Poker is a game that glorifies dishonesty. It is a game where the lie has been raised to an art form. And I do mean art. Anyone who watched Phil Ivey 5-bet bluff Peter Jackson with Queen-high at the Monte Carlo Millions in 2005 has seen a true artist plying his trade (If you haven’t seen this classic hand - take yourself to youtube right now). Genius.
But it is also a game that is unwinnable without honesty. Without frank self-assessment; without a willingness to know the self, a poker player is doomed to failure.
“Know thyself” was the advice of that old Greek, Socrates. It was written above the entrance of the Temple of Delphi. They should put it above the door at that other great temple – the Rio Hotel and Casino, right below the “World Series of Poker” sign.
“Welcome participants in the 41st World Series of Poker: Know thyself”
Those Greeks – they knew how to win at poker before it was even invented. Maybe that’s why there’s always one in every game you play, anywhere in the world.
Poker is a skill (or an occupation) with a balance sheet. Not many other walks of life articulate so clearly whether you are succeeding, failing, or breaking even in your chosen profession. Certainly not in such clear, numerical terms. A plumber doesn’t sit down at the end of the year and say to himself: ‘well, I’m a plus 37 for plumbing this year’. An office manager doesn’t tell herself: “oh shit, the spreadsheet says I’m down 190 this year for office managing, I better get my act together”.
A hedge fund speculator certainly doesn’t correlate skill with remuneration – they may find themselves with a billion dollar loss on their accounts and still drive home (in a Mercedes) to their home (on the upper west side in New York) with their multi-million dollar pay package intact. Fuckers.
But Poker is pure. The numbers are unarguable. Are you a winning poker player? There is no ambiguity here – it’s black or white (or red). The numbers do not lie.
But you can lie to yourself. You can blame your luck, or variance, or the old Greek guy who keeps calling your raises with trash.

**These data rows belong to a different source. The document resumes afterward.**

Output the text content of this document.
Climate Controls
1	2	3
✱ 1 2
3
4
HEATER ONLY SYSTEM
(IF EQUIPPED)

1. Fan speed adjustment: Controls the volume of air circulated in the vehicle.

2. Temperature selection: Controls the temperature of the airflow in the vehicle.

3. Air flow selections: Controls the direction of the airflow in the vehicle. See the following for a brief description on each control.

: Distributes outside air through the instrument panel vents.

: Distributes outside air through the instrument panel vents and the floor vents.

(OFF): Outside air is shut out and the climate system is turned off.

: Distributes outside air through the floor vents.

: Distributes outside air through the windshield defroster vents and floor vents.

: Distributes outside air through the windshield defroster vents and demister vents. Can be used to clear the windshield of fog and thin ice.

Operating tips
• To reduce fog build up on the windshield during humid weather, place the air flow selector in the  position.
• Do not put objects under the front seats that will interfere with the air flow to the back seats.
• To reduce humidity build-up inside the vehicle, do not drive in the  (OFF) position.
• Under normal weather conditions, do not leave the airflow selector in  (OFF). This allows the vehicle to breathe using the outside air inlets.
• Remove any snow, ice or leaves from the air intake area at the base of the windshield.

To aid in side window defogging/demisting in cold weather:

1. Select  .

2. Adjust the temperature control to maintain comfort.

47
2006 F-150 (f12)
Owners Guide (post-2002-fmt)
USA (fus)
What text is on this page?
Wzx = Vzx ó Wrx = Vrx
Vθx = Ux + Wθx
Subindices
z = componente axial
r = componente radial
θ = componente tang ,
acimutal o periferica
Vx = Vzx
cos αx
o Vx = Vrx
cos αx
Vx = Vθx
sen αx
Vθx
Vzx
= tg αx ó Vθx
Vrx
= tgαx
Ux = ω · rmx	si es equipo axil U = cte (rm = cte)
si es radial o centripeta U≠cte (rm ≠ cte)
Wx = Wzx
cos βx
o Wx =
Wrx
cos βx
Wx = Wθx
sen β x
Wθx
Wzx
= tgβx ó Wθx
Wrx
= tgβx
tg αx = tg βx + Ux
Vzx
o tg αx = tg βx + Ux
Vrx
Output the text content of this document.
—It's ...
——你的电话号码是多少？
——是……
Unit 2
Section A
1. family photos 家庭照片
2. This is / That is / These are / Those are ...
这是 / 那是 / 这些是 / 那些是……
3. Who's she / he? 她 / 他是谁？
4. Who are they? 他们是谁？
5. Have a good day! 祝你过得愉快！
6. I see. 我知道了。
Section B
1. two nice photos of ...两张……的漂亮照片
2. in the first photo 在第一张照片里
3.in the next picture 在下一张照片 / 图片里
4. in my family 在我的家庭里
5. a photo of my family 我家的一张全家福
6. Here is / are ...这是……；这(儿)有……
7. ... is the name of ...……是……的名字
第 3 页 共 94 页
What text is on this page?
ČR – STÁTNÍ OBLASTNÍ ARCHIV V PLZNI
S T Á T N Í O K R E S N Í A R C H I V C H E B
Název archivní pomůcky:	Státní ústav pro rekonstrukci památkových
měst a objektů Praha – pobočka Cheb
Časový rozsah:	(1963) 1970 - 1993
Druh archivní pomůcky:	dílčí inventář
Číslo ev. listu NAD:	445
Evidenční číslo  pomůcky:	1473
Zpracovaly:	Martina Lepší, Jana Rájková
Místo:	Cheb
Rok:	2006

You can ignore the numbers and announce yourself ‘about even’ on the night, or the month, or the year. Of course you can: the poker rooms are awash with the deluded and the self-deceiving.
But the numbers are always there, waiting; waiting for you to sit down and consider them in all their brutal clarity. It is not easy to consider these losses, as it almost always entails considering yourself at your worst.
I remember stumbling out of the casino after a long, long night of bad beats, bad play, heavy drinking and tilt. I’d gone through at least three buy-ins in a game that (at the time) was probably too high for me to play. Walking out into a cold, deserted carpark at 5am, I took the last chip I had in my pocket – a dirty, faded, one dollar chip – and hurled it at the gods in disgust. Disgusted at my luck, angry at putting myself in a situation where I could lose so much money; furious with the ‘inferior’ players who were now playing with my money.
These moments always burn (and it is moments such as these which, in the end, make poker worth playing - how can we truly appreciate the highs of victory without such despairing lows?) But it is these moments we should turn to our advantage. It is here, at our poker worst, where we need to ask the tough questions. Why did I lose? How could I have changed the outcome? How could I have minimised those loses? Was I just outplayed? Should I step down a level? What are my weaknesses? I always try to write a list of mistakes I’ve made after every session, win or lose.
But urging players to ‘know thyself’ at any tournament or cash game, in any poker room, is an exercise in futility. And lucky for me that it is. For without the dishonest, the perpetually self-deceiving, without those living an unexamined poker life, I would never be able to grind out a meager profit.
This is what it really should say at the WSOP:
“Welcome participants in the 41st World Series of Poker: Everyone wins a bracelet”
Ahh, Dishonesty. It makes the poker world go round.